Une vive fusillade ... contre-attaque allemande
Nous arrivâmes dans la cour de l'école à l'heure prescrite et au moment où une vive fusillade commençait : quelques G.I. étaient aux prises avec un détachement de cinq ou six allemands qui, profitant des murs de clôture, étaient parvenus à une vingtaine de mètres de l'école. Un tout jeune allemand leva les bras, sauta le muret et se rendit ; il fut aussitôt pris en charge par un soldat américain qui le fouilla et lui ordonna de s'asseoir dans un coin. Les autres allemands s'esquivèrent en profitant de la confusion provoquée et de: jardins des maisons voisines.
Cette contre-attaque allemande, menée certes avec des moyens très réduits en hommes, était une preuve de la fragilité de l'implantation américaine dans le secteur de Vierville et des soucis des américains d'une part, à cause de la perméabilité de leurs lignes de défense, d'autre part 'du fait qu'ils venaient de se rendre compte que les allemands avaient préparé le terrain loin derrière la côte en aménageant des chemine­ments dans les fossés, sous les ronciers, et des positions leur permettant de passer d'un pré dans un autre par de petits tunnels dans les talus séparant deux champs importants et d'être ainsi à l'abri des observations aériennes.
C'était le commencement de "la guerre des haies".

une quarantaine de civils
Cette chaude alerte passée le capitaine Gardiner (?) du C.I.C. se tourna vers le maire et lui demanda s'il connaissait chacun des civils , une quarantaine se trouvaient alors dans la cour de l'école, comme habitant de sa commune. Le niaise répondit affirmativement après avoir fait un rapide examen.
Le capitaine annonça alors qu'une évacuation du village avait été décidée par le haut commandement.
Deux faits modifièrent heureusement cette décision : La postière ayant demandé l'autorisation d'aller dans son bureau pour emporter la caisse dont elle était responsable et cette autorisation lui ayan été accordée, elle pénétra dans ses locaux par une porte donnant sur la cour, accompagnée par son mari et un soldat délégué par le capitaine pour la surveiller. Ce léger retard fut lourd de conséquences.

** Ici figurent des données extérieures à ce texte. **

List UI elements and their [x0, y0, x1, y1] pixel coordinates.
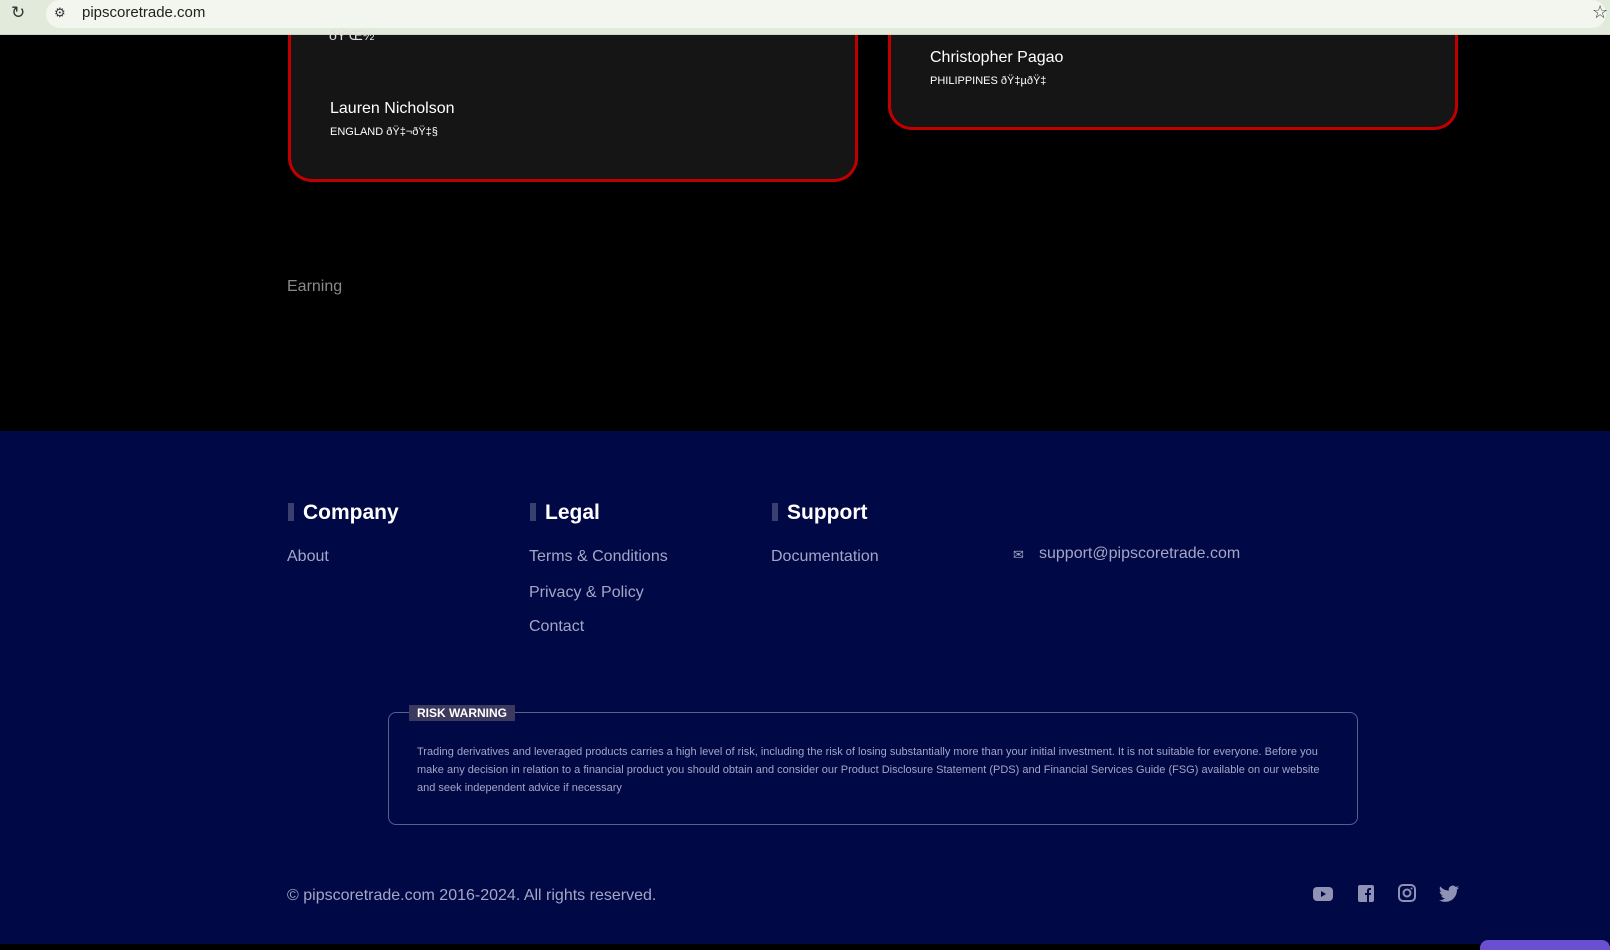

Un obus tomba dans une salle de classe
D'abord on entendit arriver un important convoi américain tant attendu : jeeps, blindés, half-tracks, et hommes, convoi qui provoque une réaction allemande par guetteur interposé (probablement un allemand caché dans le clocher ) : un barrage d'obus incendiaires de 88m s'abattit sur le carrefour, la poste et l'école.
Un obus tomba dans une salle de classe et explosa avec un bruit sourd; je me mis à l'abri derrière mes deux valises tandis que ma mère qui s'était assise dans un W.C. en compagnie de sa vieille amie madame G., étendait au dessus d'elles deux une couverture qui avait le mérite, non de la protéger des éclats, mais des morceaux d'ardoi­ses qui se détachaient de l'auvent ;
A cet instant le couple de postiers arriva dans la cour sans le soldat qui les avait suivi; celui-ci avait été tué dans le bureau. Le couple vint se placer devant moi, paraissant indifférent aux événements, l'homme donnait le bras à sa femme et je voyais qu'à chaque battement de son cœur un jet de sang s'échappait de sa carotide et l'inondait, sans qu'il semblât s'en apercevoir.
La première personne qui sortit de cette cour-piège fut le prisonnier allemand, suivi comme son ombre par le soldat qui en avait la garde; puis ce fut un ménage avec ses trois jeunes enfants, enfin ce fut la débandade générale tandis que j'entendais le capitaine se répéter à lui-même, en français, "Ne jamais stationner à un carrefour" .
En sortant nous vîmes en partie les effets du tir sur le convoi:les véhicules, bourrés de munitions, explosaient en mettant le feu autour d'eux et ajoutaient au massacre
Nous regagnâmes en longeant les murs notre abri et, plus tard un américain vint nous dire que nous pouvions y rester pour la nuit.